Though he signed off on that budget, Rep. Steven M. Costantino, chairman of the House Finance Committee, said he has been skeptical of the Medicaid proposal because of lack of details.
“I now have some detail,” Costantino, a Providence Democrat, said. “I have detail about the standards of care … and I have assurances that people won’t be thrown out of their group home or their nursing home because of capacity issues.”
But while the governor and the Finance Committee chairman spoke enthusiastically about the opportunities to provide appropriate levels of medical care at less cost to state taxpayers, Lt. Gov. Elizabeth Roberts and all four members of the state’s all-Democrat congressional delegation joined health-care providers in voicing trepidation about how this deal would affect access to quality care.
Sen. Sheldon Whitehouse said he was “deeply concerned about this proposal.
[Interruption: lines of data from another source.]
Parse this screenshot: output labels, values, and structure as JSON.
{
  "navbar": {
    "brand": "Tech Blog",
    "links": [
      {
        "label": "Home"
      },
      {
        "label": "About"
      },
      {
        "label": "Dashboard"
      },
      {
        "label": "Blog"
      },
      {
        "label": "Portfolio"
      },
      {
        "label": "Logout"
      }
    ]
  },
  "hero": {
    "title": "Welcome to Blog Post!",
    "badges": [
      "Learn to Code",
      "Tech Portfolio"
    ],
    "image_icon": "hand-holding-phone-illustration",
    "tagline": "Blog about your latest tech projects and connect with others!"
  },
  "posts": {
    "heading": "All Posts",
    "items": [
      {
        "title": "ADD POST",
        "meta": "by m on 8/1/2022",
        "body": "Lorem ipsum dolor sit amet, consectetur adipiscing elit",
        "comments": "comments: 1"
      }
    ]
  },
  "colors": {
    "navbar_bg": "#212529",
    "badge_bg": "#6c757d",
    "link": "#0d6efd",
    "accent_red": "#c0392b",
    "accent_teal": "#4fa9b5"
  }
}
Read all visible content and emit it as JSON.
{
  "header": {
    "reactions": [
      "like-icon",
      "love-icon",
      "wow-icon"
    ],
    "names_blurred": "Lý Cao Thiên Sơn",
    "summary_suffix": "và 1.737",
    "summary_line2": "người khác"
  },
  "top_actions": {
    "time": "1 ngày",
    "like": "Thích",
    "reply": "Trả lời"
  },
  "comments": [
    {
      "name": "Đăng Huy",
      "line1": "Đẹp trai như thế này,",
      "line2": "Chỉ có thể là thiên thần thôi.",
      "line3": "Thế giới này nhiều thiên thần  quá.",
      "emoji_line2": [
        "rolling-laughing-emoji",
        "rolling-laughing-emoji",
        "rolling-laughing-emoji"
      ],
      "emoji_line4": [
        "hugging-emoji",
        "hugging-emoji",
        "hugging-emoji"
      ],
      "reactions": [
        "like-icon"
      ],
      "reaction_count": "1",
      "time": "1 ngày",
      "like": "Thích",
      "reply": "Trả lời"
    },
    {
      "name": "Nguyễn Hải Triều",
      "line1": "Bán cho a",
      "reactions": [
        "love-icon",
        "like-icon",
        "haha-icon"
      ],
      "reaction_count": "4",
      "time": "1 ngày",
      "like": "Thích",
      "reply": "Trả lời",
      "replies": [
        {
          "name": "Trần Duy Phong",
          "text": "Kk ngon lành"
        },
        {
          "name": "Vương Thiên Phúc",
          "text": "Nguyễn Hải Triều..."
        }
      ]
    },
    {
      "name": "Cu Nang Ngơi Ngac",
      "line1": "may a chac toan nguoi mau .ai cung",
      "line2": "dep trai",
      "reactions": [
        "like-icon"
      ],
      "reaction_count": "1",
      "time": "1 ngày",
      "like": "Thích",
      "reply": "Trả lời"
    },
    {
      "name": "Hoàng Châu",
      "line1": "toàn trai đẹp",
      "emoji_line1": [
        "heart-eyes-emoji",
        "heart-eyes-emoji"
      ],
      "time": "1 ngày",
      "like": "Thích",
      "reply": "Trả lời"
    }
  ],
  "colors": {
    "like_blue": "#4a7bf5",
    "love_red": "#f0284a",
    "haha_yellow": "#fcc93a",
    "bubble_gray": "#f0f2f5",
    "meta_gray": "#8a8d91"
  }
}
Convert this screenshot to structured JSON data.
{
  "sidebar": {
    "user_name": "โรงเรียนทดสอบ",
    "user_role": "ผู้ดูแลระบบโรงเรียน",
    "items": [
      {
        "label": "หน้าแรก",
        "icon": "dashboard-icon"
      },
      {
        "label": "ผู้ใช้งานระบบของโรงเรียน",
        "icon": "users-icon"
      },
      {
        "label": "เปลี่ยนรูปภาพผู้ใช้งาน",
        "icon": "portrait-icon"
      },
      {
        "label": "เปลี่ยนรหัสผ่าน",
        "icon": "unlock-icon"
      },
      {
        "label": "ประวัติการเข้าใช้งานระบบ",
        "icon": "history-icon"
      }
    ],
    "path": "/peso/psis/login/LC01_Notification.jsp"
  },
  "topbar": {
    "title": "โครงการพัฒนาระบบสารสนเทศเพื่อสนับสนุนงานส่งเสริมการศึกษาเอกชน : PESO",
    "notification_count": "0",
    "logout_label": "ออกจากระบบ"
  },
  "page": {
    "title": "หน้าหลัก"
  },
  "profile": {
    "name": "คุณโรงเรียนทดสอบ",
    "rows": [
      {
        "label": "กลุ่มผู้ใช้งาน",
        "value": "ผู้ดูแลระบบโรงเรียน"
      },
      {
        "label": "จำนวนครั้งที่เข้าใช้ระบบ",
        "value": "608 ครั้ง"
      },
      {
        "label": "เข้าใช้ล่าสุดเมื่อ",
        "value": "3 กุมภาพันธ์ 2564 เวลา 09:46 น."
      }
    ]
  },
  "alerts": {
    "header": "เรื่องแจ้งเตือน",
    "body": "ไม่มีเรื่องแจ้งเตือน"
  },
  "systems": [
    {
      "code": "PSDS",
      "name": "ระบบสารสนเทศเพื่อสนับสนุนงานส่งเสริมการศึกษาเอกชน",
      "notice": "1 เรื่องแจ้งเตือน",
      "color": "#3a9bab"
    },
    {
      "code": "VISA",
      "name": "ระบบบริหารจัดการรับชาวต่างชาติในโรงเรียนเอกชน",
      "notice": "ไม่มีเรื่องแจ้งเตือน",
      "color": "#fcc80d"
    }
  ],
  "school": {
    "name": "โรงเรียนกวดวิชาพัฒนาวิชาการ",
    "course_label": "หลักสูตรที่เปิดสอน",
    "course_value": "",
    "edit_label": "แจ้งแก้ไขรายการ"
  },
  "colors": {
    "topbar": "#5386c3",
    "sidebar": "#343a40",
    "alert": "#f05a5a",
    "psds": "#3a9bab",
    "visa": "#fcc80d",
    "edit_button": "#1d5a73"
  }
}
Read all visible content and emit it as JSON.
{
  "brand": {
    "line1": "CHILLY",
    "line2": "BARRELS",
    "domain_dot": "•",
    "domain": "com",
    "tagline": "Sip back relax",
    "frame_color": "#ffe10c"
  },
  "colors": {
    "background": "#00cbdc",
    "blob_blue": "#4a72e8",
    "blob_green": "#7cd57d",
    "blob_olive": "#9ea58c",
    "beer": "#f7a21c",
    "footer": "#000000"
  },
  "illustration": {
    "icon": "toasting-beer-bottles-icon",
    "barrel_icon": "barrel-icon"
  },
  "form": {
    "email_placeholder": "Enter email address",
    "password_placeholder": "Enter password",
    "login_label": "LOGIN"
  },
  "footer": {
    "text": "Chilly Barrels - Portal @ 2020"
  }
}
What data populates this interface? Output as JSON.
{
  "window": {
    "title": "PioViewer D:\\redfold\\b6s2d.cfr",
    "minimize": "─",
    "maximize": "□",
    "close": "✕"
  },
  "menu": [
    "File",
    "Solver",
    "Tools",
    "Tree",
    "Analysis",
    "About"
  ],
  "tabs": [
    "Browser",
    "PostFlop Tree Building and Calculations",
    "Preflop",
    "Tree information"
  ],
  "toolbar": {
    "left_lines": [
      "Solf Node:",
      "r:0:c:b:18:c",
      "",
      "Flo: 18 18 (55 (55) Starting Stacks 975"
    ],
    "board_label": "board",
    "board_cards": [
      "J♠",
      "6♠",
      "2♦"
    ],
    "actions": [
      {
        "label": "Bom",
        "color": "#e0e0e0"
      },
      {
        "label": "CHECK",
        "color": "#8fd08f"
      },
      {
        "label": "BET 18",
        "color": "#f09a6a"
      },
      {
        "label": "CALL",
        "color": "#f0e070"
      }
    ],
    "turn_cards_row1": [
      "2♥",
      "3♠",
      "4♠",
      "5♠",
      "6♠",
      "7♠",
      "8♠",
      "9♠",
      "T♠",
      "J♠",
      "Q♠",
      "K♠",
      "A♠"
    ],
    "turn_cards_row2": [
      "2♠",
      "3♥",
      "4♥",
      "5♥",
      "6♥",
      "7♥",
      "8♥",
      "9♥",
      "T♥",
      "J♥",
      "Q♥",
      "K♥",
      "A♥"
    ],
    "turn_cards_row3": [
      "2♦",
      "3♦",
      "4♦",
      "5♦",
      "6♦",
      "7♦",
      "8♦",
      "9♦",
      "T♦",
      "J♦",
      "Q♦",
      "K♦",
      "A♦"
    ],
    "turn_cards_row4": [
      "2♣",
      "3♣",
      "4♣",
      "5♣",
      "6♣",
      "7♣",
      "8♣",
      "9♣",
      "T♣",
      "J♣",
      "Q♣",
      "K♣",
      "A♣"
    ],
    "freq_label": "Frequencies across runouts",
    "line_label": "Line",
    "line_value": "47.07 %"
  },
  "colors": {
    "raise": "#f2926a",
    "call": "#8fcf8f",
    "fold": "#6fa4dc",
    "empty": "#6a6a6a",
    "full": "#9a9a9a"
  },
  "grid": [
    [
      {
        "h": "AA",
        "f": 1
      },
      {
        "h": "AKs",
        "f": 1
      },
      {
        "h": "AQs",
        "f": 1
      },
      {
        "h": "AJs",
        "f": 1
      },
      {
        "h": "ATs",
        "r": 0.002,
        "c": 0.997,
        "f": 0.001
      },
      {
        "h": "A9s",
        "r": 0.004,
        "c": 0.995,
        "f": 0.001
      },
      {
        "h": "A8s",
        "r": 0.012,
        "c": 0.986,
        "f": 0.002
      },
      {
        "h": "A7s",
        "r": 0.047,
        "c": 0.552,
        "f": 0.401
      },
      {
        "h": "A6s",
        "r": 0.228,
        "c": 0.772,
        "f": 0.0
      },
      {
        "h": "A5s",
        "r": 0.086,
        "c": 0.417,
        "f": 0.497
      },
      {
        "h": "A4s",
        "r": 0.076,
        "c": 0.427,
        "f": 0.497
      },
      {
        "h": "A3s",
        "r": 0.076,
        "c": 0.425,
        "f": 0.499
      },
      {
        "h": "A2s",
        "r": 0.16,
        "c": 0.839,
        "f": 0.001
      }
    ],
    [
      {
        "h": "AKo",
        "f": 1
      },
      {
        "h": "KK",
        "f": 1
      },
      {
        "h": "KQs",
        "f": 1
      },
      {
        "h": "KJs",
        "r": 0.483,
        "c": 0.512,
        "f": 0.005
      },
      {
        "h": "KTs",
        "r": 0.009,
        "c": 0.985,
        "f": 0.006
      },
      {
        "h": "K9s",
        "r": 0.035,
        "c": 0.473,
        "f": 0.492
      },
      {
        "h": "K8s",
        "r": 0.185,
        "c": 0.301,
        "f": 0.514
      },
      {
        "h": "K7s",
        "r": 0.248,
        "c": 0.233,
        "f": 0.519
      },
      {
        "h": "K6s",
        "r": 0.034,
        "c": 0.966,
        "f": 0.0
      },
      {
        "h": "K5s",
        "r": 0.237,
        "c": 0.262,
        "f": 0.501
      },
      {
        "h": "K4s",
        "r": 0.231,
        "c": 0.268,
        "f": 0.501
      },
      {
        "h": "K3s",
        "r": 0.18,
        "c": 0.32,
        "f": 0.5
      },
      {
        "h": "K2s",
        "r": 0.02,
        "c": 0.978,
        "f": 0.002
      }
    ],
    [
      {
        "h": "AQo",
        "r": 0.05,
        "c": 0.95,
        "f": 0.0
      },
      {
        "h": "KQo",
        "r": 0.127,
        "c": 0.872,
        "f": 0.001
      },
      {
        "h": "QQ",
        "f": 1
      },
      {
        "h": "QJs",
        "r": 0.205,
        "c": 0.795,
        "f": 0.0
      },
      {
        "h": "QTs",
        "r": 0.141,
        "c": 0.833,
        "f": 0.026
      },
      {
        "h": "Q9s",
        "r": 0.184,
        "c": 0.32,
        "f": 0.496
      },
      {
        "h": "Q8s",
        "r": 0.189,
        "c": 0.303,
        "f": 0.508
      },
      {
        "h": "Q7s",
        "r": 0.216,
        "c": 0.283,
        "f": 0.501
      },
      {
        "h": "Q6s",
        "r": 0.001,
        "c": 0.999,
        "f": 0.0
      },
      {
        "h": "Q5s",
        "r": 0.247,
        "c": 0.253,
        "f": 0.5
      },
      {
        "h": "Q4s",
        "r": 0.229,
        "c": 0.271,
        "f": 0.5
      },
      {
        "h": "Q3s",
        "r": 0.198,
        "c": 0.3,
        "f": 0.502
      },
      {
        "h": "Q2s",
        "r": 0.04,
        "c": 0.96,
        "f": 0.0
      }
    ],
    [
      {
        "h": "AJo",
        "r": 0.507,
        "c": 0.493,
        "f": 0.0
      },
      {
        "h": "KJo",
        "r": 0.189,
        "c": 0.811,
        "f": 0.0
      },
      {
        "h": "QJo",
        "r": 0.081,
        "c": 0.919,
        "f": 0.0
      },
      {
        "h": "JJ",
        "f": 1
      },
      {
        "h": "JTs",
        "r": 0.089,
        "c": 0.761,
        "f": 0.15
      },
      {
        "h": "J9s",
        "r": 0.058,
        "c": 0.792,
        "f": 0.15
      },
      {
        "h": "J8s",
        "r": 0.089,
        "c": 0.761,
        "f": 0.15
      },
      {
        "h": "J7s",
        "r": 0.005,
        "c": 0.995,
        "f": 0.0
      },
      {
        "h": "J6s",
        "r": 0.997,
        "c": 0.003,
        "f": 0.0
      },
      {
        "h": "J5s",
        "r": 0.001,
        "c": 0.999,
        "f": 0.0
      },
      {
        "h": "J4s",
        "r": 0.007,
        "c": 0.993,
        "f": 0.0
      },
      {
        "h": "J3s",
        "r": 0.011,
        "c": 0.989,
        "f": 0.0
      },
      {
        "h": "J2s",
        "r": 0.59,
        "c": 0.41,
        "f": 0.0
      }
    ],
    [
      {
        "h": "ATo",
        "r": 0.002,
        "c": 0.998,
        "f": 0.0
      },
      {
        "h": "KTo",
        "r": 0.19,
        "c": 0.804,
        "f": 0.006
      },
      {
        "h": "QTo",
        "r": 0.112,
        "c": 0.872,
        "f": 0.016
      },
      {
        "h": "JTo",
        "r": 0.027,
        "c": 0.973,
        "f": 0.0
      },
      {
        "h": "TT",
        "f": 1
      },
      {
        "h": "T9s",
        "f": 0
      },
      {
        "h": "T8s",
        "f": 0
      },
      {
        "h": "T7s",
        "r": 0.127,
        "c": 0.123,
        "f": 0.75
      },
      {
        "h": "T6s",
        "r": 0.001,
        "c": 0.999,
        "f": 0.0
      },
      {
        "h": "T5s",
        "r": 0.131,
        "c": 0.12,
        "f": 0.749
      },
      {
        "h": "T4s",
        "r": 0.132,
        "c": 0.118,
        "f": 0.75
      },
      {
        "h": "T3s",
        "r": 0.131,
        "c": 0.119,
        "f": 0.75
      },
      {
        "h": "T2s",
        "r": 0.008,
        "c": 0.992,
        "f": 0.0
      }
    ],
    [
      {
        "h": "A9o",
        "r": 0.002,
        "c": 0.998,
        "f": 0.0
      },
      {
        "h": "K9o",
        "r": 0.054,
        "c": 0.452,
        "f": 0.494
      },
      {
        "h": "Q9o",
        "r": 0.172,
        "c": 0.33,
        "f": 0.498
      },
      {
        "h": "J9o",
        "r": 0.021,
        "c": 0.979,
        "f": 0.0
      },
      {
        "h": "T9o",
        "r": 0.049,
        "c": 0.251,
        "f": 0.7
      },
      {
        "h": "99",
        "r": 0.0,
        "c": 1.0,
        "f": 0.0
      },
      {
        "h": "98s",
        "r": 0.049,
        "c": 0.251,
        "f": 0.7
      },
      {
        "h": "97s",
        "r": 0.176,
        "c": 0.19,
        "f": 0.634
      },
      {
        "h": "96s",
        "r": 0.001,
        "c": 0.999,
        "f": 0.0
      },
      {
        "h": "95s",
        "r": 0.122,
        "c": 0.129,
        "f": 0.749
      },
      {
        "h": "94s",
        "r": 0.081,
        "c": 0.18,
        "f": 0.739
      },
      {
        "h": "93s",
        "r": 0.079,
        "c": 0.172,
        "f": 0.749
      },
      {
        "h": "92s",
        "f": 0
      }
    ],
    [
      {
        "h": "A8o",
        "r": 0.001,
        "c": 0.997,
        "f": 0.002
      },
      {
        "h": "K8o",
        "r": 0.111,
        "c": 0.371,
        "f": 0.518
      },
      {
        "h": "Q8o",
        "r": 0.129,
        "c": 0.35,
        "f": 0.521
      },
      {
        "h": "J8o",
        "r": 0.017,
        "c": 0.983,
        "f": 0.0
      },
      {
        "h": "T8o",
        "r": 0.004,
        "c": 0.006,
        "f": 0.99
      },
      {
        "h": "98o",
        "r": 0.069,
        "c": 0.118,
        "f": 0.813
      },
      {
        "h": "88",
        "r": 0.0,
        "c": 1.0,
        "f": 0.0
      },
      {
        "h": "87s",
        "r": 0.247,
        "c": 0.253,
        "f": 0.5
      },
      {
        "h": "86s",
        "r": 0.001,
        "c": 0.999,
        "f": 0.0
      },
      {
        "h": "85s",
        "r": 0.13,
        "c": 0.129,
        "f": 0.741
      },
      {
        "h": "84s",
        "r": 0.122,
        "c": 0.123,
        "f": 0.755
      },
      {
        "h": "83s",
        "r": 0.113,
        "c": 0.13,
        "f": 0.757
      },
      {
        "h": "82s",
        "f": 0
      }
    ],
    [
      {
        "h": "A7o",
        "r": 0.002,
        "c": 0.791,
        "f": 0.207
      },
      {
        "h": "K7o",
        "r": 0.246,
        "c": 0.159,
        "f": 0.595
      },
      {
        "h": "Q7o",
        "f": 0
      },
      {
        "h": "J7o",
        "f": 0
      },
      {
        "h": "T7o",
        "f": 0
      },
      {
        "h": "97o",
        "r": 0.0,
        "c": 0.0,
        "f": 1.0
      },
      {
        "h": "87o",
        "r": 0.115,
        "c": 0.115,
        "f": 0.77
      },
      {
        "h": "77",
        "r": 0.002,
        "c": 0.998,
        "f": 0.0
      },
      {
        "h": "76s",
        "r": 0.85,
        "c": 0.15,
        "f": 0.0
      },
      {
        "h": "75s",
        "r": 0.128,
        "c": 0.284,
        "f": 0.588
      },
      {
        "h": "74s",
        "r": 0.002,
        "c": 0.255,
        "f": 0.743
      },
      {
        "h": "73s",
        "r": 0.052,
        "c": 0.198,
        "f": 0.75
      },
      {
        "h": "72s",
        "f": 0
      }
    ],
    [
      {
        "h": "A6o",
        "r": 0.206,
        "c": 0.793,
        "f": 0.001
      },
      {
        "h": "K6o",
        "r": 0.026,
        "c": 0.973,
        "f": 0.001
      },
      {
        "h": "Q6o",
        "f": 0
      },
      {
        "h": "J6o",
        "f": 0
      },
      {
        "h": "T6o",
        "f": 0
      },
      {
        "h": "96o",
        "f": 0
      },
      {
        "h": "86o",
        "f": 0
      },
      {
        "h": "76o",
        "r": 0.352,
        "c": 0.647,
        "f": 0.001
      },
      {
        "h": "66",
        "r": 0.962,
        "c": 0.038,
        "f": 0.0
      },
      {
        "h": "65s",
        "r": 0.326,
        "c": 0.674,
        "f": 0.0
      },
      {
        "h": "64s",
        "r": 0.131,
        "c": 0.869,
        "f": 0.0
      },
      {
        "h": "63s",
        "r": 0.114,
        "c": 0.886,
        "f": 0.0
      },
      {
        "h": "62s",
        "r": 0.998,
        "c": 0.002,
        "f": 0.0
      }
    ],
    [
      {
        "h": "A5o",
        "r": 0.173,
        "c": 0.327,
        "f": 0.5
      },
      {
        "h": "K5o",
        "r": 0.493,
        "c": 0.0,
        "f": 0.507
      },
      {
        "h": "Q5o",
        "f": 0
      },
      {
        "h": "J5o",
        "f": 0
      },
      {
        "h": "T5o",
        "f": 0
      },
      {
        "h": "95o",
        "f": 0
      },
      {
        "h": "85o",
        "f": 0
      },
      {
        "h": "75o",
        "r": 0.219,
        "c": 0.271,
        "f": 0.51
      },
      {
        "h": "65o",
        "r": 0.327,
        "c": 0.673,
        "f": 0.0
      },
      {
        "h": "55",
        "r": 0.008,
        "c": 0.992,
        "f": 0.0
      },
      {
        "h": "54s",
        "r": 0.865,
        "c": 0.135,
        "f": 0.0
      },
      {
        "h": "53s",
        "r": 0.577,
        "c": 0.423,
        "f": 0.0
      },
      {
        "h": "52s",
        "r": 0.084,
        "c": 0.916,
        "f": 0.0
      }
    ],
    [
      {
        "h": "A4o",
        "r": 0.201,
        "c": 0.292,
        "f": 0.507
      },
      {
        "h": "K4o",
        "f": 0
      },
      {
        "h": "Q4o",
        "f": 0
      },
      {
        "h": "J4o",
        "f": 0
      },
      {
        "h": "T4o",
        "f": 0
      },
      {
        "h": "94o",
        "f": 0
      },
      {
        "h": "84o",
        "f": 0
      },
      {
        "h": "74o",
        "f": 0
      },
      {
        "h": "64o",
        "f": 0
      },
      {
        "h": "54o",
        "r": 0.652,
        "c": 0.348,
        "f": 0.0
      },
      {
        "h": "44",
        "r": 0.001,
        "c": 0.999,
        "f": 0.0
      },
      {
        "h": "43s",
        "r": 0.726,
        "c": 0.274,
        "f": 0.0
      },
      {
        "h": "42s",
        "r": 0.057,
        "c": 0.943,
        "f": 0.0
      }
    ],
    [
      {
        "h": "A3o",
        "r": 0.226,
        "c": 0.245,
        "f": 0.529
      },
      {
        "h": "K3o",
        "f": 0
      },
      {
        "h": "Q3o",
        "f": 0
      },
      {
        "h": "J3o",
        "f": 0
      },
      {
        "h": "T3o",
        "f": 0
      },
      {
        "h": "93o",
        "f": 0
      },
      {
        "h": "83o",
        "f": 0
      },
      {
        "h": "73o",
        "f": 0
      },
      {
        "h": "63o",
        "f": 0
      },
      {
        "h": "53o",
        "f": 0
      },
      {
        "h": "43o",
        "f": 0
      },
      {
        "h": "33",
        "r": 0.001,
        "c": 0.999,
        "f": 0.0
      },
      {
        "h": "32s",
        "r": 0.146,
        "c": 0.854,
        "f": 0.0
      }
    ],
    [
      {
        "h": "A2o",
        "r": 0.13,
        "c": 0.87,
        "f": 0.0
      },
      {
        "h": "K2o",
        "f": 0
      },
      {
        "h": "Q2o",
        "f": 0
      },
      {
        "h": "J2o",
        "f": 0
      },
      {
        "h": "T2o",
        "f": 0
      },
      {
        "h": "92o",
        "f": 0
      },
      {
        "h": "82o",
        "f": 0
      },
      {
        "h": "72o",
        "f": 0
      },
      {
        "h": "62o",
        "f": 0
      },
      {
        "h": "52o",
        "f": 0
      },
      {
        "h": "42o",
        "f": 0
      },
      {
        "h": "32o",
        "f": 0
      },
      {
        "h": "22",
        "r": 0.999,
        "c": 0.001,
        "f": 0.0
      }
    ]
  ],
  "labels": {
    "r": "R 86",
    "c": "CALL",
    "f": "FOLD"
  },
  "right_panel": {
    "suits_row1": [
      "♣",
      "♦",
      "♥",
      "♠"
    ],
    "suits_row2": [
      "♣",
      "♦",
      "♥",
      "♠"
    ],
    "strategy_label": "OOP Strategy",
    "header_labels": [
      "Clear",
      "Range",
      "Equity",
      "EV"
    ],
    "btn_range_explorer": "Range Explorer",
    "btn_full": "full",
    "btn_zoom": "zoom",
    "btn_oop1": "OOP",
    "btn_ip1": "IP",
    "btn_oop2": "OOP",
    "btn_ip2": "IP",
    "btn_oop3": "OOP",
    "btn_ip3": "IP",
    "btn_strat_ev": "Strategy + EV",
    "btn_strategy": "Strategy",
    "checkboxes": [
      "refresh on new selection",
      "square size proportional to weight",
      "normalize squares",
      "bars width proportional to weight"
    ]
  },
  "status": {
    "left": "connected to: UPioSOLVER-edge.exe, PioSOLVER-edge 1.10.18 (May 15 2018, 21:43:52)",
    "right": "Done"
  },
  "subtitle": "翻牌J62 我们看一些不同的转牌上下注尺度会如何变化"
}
There is no indication that the state has the work force, physical infrastructure, or administrative capability in place to implement the sweeping changes envisioned by this waiver without risking the health-care benefits thousands of Rhode Islanders rely on.”
Despite assurances by Carcieri that the proposal would not be affected by the changing presidential administration or the much-discussed economic stimulus package that some say will be rolled out in January, a spokesman for Sen. Jack Reed said: “We’ll have to make sure that this proposal doesn’t have any repercussions in light of President-elect Obama’s plan to provide fiscal relief to states like Rhode Island struggling with high health-care costs.”
Roberts, who chairs the state’s Long Term Care Coordinating Council, said the panel will meet as soon as Jan. 7 to “conduct an in-depth examination into the actual program changes to Medicaid in order to have a better picture of how Rhode Islanders who rely on this coverage will be affected.”
“I continue to be concerned about the impact that this waiver agreement will have on the most vulnerable Rhode Islanders who need health care from our Medicaid system,” she said.